Schüler entdecken Schicksal ihrer Altersgenossen in der NS-Zeit

Foto: Martina Schneibergová

Wie sah der Unterricht an den Schulen im Protektorat Böhmen und Mähren aus? Diese Frage will eine Ausstellung beantworten, die am Mittwoch an der Karlsuniversität in Prag eröffnet wurde.

Foto: Martina Schneibergová
Historische Fotografien, Schulzeugnisse, Plakate und weitere Dokumente sind im Vestibül der Pädagogischen Fakultät zu sehen. Organisiert wurde die Ausstellung vom Prager Pädagogischen Museum und dem Institut der Theresienstädter Initiative. Die Schau sei der Höhepunkt eines Projektes mit dem Titel „Schüler sein in den Kriegsjahren“, erzählt Magdalena Šustová. Sie arbeitet im Pädagogischen Museum.
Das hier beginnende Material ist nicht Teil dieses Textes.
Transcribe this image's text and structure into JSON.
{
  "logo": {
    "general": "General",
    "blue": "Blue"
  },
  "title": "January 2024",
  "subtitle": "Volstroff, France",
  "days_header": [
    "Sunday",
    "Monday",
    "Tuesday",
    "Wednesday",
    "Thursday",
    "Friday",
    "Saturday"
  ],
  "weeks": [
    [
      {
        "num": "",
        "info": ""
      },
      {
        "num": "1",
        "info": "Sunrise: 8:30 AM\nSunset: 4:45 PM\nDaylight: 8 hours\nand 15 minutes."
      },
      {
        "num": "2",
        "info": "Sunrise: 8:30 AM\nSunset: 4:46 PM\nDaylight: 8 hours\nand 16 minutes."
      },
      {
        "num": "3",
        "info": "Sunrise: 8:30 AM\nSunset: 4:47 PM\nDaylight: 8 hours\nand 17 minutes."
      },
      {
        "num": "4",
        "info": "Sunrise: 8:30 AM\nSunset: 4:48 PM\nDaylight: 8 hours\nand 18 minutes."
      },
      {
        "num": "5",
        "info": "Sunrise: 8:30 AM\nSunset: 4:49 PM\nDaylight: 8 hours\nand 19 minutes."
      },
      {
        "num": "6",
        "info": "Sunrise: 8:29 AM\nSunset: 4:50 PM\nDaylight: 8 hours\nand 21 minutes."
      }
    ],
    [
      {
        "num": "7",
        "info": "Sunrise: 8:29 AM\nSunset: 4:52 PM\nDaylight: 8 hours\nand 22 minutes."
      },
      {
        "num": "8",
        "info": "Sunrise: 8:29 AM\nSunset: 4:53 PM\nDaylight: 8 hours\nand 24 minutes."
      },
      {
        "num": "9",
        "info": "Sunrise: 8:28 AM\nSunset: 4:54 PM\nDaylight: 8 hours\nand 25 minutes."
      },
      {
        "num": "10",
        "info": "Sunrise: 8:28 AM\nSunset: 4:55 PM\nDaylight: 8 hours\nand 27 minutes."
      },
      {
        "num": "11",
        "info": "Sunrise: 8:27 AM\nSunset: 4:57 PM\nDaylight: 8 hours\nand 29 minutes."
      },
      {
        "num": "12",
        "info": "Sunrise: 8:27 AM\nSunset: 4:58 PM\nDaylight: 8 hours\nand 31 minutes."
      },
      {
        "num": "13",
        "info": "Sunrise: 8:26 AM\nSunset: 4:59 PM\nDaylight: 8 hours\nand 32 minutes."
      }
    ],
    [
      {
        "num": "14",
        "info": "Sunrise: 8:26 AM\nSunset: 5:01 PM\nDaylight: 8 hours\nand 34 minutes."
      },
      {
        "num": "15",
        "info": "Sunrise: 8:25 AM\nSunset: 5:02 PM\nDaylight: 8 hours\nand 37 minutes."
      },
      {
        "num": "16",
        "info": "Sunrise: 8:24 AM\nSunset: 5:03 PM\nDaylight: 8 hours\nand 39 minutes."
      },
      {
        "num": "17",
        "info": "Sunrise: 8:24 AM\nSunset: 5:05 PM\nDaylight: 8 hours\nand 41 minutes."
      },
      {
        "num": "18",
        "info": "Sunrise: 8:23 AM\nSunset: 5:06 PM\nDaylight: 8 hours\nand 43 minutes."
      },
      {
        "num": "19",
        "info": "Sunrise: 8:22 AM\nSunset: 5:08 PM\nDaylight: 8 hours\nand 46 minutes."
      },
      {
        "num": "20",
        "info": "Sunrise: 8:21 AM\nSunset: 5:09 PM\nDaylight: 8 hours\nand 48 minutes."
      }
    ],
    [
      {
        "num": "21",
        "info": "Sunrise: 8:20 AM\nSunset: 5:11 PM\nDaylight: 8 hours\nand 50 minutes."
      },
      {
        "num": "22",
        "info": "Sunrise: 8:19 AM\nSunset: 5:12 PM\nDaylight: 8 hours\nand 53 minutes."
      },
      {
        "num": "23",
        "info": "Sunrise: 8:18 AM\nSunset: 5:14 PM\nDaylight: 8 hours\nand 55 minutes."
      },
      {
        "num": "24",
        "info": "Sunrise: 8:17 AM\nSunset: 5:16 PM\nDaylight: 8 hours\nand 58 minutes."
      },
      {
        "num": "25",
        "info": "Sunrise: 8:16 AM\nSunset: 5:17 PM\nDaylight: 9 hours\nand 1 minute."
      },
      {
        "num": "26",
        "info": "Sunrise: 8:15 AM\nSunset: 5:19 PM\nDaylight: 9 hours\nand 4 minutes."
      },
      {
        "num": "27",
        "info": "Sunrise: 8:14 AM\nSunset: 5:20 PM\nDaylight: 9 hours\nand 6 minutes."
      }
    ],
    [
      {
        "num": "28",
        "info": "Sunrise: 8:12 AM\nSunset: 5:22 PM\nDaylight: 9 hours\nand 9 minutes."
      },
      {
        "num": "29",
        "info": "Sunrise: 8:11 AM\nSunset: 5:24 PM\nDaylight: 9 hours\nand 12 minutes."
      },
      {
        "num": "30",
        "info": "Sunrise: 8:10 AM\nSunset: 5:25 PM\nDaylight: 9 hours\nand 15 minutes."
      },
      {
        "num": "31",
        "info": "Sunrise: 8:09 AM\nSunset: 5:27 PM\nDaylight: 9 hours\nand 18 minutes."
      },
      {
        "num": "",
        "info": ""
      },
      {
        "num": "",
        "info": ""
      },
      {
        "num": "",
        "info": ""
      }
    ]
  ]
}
„Das Ziel des Projektes war es, die Schülerinnen und Schüler in den Geschichtsunterricht miteinzubeziehen. Sie wurden aufgefordert, mehr über das Leben an ihrer Schule während des Zweiten Weltkriegs herauszufinden. Jedes der Schulteams sollte aufgrund von historischen Quellen, der Schulchroniken oder Erinnerungen von Zeitzeugen ein Szenario für eine Schautafel zusammenstellen. Diese wird im Rahmen der Ausstellung gezeigt. Ich muss zugeben, dass ich sehr angenehm überrascht war, was die Schülerrinnen und Schüler alles bei ihren Forschungen entdeckt haben.“

Magdalena Šustová  (Foto: Martina Schneibergová)
Besonders interessant findet Magdalena Šustová die neuen Erkenntnisse über das Gymnasium in Moravské Budějovice / Mährisch Budwitz. Nach dem Anschluss der Sudetengebiete an Deutschland musste das Gymnasium einen Zustrom von neuen Schülern bewältigen. Zudem habe es unter den Absolventen und Lehrern einige bedeutende Persönlichkeiten gegeben, sagt Magdalena Šustová:

„Einer der Absolventen, Viktor Fried, flüchtete nach Großbritannien und diente während des Zweiten Weltkriegs bei der Royal Air Force. Zwei Lehrer des Gymnasiums wurden nach dem Attentat auf den stellvertretenden Reichsprotektor Reinhard Heydrich hingerichtet. Einer der Schüler wurde im KZ Majdanek ermordet. Die heutigen Schüler stießen bei ihren Forschungen auf einige Persönlichkeiten, deren Schicksal sie bewegte. Wenn sie sich mit der Lebensgeschichte konkreter Menschen bekannt machen, nehmen sie die ,große Geschichte´ völlig anders wahr.“

Schüler aus dem mittelböhmischen Příbram haben sich mit dem Schicksal ihrer Altersgenossen beschäftigt, die vor mehr als 70 Jahren das Gymnasium der Stadt besuchten. Dort spielten sich 1942 Ereignisse ab, die den tschechischen Schriftsteller Jan Drda zu seiner Erzählung „Das höhere Prinzip“ inspiriert haben. Magdalena Šustová:

Die Ausstellung mit dem Titel „Schüler sein in den Kriegsjahren“ ist bis 8. Mai im Vestibül der Pädagogischen Fakultät zu sehen. Die Fakultät befindet sich in der Straße M. Rettigové Nr. 1 im ersten Prager Stadtbezirk. Das Gebäude ist von 8 bis 19 Uhr geöffnet.

„Den Schülern gelang es sogar eine Zeitzeugin zu finden, die ihnen mehr über den Fall aus Příbram erzählte, der sich in der Zeit nach dem Attentat auf Heydrich abspielte. Das Gymnasium besuchte auch Antonín Dvořák, der Enkelsohn des berühmten Komponisten. Die Kinder begegneten bei ihrer Arbeit am Projekt wirklich interessanten Persönlichkeiten.“

Am Projekt waren 15 Schülerteams aus ganz Tschechien beteiligt. Neben den Schautafeln der Schüler, enthält die Ausstellung auch eine historiographische Zusammenfassung der Situation im Bildungswesen während der Okkupation durch Nazi-Deutschland. Es wird unter anderem gezeigt, wie bestimmte Begriffe in den Lehrbüchern geschwärzt wurden, weil sie unpassend waren. Beschrieben wird auch die Schikane der jüdischen Schüler sowie der Roma-Kinder.